Você saiu ontem sem me avisar, como sempre. Foi a uma das longas andanças andarilhas? Foi caçar imagens? Foi ouvir os novos rumores da cidade? Foi atravessar os túneis subterrâneos para mapeá-los, encontrar uma saída esquecida pelo tempo e coberta pelas eras? Por que não me diz?

Fui à sua casa porque precisava lhe falar com urgência. Desde que você me contou das nuvens, fiquei obcecada.  Sei que não acredita que elas voltarão, sei que pensa que foram exterminadas inapelavelmente.

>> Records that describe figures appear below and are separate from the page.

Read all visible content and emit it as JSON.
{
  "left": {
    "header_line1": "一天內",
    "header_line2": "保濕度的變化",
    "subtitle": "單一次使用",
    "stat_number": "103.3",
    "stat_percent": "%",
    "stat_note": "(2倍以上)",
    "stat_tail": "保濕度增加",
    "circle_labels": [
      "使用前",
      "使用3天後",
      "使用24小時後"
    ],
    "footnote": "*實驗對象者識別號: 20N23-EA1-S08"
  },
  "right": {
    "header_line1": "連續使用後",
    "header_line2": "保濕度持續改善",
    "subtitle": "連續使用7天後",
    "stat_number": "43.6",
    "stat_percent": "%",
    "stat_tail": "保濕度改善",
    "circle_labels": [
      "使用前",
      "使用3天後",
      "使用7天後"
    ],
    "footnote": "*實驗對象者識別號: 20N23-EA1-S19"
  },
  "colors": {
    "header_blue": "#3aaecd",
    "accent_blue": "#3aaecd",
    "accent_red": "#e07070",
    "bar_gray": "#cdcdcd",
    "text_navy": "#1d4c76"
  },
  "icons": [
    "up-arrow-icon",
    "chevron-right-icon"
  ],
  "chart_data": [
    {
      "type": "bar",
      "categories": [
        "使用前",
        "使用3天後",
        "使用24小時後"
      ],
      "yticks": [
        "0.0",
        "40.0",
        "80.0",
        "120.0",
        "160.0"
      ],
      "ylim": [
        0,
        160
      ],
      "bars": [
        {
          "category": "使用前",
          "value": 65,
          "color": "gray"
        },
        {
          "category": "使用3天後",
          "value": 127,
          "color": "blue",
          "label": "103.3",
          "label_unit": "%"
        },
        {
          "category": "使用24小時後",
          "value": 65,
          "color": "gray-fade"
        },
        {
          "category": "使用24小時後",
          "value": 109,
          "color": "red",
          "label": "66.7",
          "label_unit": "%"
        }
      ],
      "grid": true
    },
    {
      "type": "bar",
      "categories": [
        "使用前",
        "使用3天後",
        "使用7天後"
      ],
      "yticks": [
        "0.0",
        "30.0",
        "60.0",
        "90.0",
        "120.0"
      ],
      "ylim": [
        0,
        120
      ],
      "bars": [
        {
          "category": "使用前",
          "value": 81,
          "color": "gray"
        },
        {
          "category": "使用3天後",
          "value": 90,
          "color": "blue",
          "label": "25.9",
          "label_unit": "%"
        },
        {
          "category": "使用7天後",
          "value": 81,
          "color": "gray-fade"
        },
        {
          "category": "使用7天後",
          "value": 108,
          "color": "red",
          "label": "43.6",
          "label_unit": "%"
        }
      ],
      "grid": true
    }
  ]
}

Discordar de você me exaure. A sua descrença me atemoriza. É entretanto uma necessidade que eu ignoro de onde vem. Ela apenas existe, límpida e manifesta. Creio que talvez elas voltem ou que já existam do outro lado do muro. É uma fé (não se aborreça; sei que abomina as crenças) mas tenho indícios fortes e é sobre isso que gostaria de lhe contar. Fiz incontáveis imagens e gostaria de mostrar apenas três, para não lhe aborrecer. Escolhi as que me pareciam mais evidentes. Mesmo sendo Pretérita essa cidade abandonada entre o vir a ser e o já foi, entre construção e relíquia, essa cidade exilada do mundo, em minhas próprias andanças diurnas (as suas são sempre noturnas, não é?) encontrei vários indícios e sinais que elas regressariam a essa terra tão carente.

Veja por você mesmo. Não são essas três fotos prenúncios de que as teremos novamente para romper com esse maldito azul homogêneo, claustrofóbico e opressor? O inferno deve ser azul. A primeira – veja bem e deixe seu ceticismo um pouco de lado, acompanhe-me, por favor, sem críticas contundentes – encontrei no asfalto essa forma já gasta, fofa e peluda. Não se parece uma nuvem lutando contra um céu cinza e mesmo contra a natureza dessa cidade? Veja as folhas como se embaraçam nela. Notou que possui dois olhos e me observava? Queria me dizer algo. E esse volume destacando-se do betume, libertando-se? Não é possível que você não veja.

Nessa outra foto um tanto de sementes acumuladas no terreno baldio? Essa brancura imponente entre essa pobre vegetação que insiste em nascer nessa ausência de umidade. Não vê que são essas sementes de nuvens que fornece um mínimo de orvalho para que afundem suas raízes nessa terra esgotada?

E essa marca clara no asfalto, formando uma paisagem? Não te dize nada?

Por favor Borges, se não acredita nas nuvens, acredite em mim. Sinto a umidade em meus ossos. Elas virão.

Logo que chegar, venha tomar um chá.